The Webb Deep-Sky Society Annual Meeting

The Annual Meeting is the Society's main event of the year.

There's a short AGM for Society members followed by a full day of talks by leading amateur and professional astronomers and astrophysicists.

But arguably foremost it's a chance to meet others that share a fascination with the deep-sky (and other celestial objects), chat about our favourite topics and make new friends.

Annual Meeting 2017

This year's Annual Meeting has only just finished, but next year's is even more important. In 2017 we celebrate the 50th Anniversary of the Webb Deep-Sky Society. Cake is planned!

The date is Saturday the 3rd of June 2017 at our normal venue: the Institute of Astronomy in Cambridge. There's no need to book in advance. Member or not, you're all welcome to turn up on the day.


We have news on our programme of speakers:

  • Wolfgang Steinicke on William Herschel’s “Hole in the Sky” and the Discovery of Dark Nebulae.
  • Mark & Janet Robinson will tell us about Webb to Ranyard: one half of a correspondence.
  • Steve Gottlieb is talking about Advanced Observing with a very large Dobsonian.
  • Bernhard Hubl on Imaging the Southern Sky from Chile – objects, tips, planning.
  • Our professional keynote is to be given by Professor Carlos Frenk entitled Everything from nothing: how our universe was made.


There will be two ticket options available: one with lunch provided and one without (you're welcome to bring your own food).

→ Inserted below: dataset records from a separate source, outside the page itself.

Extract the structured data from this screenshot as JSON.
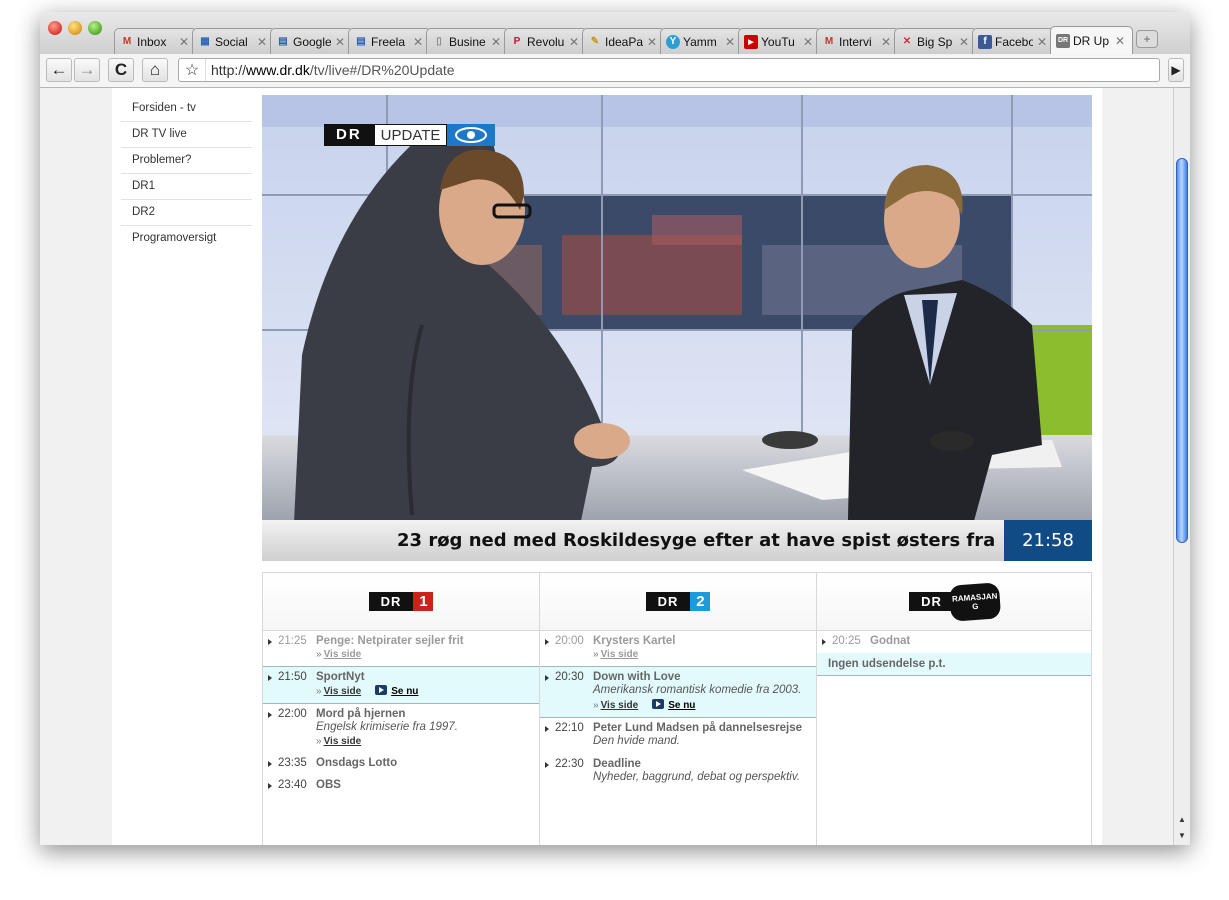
{
  "browser": {
    "tabs": [
      {
        "label": "Inbox",
        "icon": "gmail-icon",
        "glyph": "M",
        "color": "#c0392b"
      },
      {
        "label": "Social",
        "icon": "calendar-icon",
        "glyph": "▦",
        "color": "#2a64b4"
      },
      {
        "label": "Google",
        "icon": "google-docs-icon",
        "glyph": "▤",
        "color": "#2a64b4"
      },
      {
        "label": "Freela",
        "icon": "google-docs-icon",
        "glyph": "▤",
        "color": "#2a64b4"
      },
      {
        "label": "Busine",
        "icon": "page-icon",
        "glyph": "▯",
        "color": "#888888"
      },
      {
        "label": "Revolu",
        "icon": "pinterest-icon",
        "glyph": "P",
        "color": "#c8102e"
      },
      {
        "label": "IdeaPa",
        "icon": "pencil-icon",
        "glyph": "✎",
        "color": "#c89a1a"
      },
      {
        "label": "Yamm",
        "icon": "yammer-icon",
        "glyph": "Y",
        "color": "#2a9fd6"
      },
      {
        "label": "YouTu",
        "icon": "youtube-icon",
        "glyph": "▶",
        "color": "#cc0000"
      },
      {
        "label": "Intervi",
        "icon": "gmail-icon",
        "glyph": "M",
        "color": "#c0392b"
      },
      {
        "label": "Big Sp",
        "icon": "bigspaceship-icon",
        "glyph": "✕",
        "color": "#d42c3c"
      },
      {
        "label": "Facebo",
        "icon": "facebook-icon",
        "glyph": "f",
        "color": "#3b5998"
      },
      {
        "label": "DR Up",
        "icon": "dr-icon",
        "glyph": "DR",
        "color": "#888888",
        "active": true
      }
    ],
    "url_prefix": "http://",
    "url_domain": "www.dr.dk",
    "url_path": "/tv/live#/DR%20Update"
  },
  "nav": {
    "items": [
      "Forsiden - tv",
      "DR TV live",
      "Problemer?",
      "DR1",
      "DR2",
      "Programoversigt"
    ]
  },
  "video": {
    "logo_dr": "DR",
    "logo_update": "UPDATE",
    "ticker": "23 røg ned med Roskildesyge efter at have spist østers fra",
    "clock": "21:58"
  },
  "channels": {
    "dr1": {
      "logo_text": "DR",
      "logo_num": "1",
      "logo_color": "#c8241b",
      "entries": [
        {
          "time": "21:25",
          "title": "Penge: Netpirater sejler frit",
          "link": "Vis side",
          "state": "past"
        },
        {
          "time": "21:50",
          "title": "SportNyt",
          "link": "Vis side",
          "watch": "Se nu",
          "state": "current"
        },
        {
          "time": "22:00",
          "title": "Mord på hjernen",
          "desc": "Engelsk krimiserie fra 1997.",
          "link": "Vis side"
        },
        {
          "time": "23:35",
          "title": "Onsdags Lotto"
        },
        {
          "time": "23:40",
          "title": "OBS"
        }
      ]
    },
    "dr2": {
      "logo_text": "DR",
      "logo_num": "2",
      "logo_color": "#1d9bd8",
      "entries": [
        {
          "time": "20:00",
          "title": "Krysters Kartel",
          "link": "Vis side",
          "state": "past"
        },
        {
          "time": "20:30",
          "title": "Down with Love",
          "desc": "Amerikansk romantisk komedie fra 2003.",
          "link": "Vis side",
          "watch": "Se nu",
          "state": "current"
        },
        {
          "time": "22:10",
          "title": "Peter Lund Madsen på dannelsesrejse",
          "desc": "Den hvide mand."
        },
        {
          "time": "22:30",
          "title": "Deadline",
          "desc": "Nyheder, baggrund, debat og perspektiv."
        }
      ]
    },
    "ramasjang": {
      "logo_text": "DR",
      "logo_word": "RAMASJANG",
      "entries": [
        {
          "time": "20:25",
          "title": "Godnat",
          "state": "past"
        }
      ],
      "notice": "Ingen udsendelse p.t."
    }
  }
}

Coffee and tea will be available for all in the breaks as normal.

The availability of tickets with lunch included will be limited, so if you want one it's best to turn up bright and early.

Past Annual Meetings

We produce an index of the speakers at our Annual Meetings that extends back to 1970. We'd like to thank everyone that's supported us in the past.

Our Venue: the Institute of Astronomy

The Institute of Astronomy (IoA) is a department of the University of Cambridge that traditionally plays host to the Webb Deep-Sky Society's Annual Meeting.

There are good instructions for finding your way there by just about any means of transport on the IoA's website. They also have an excellent map of the buildings on the site.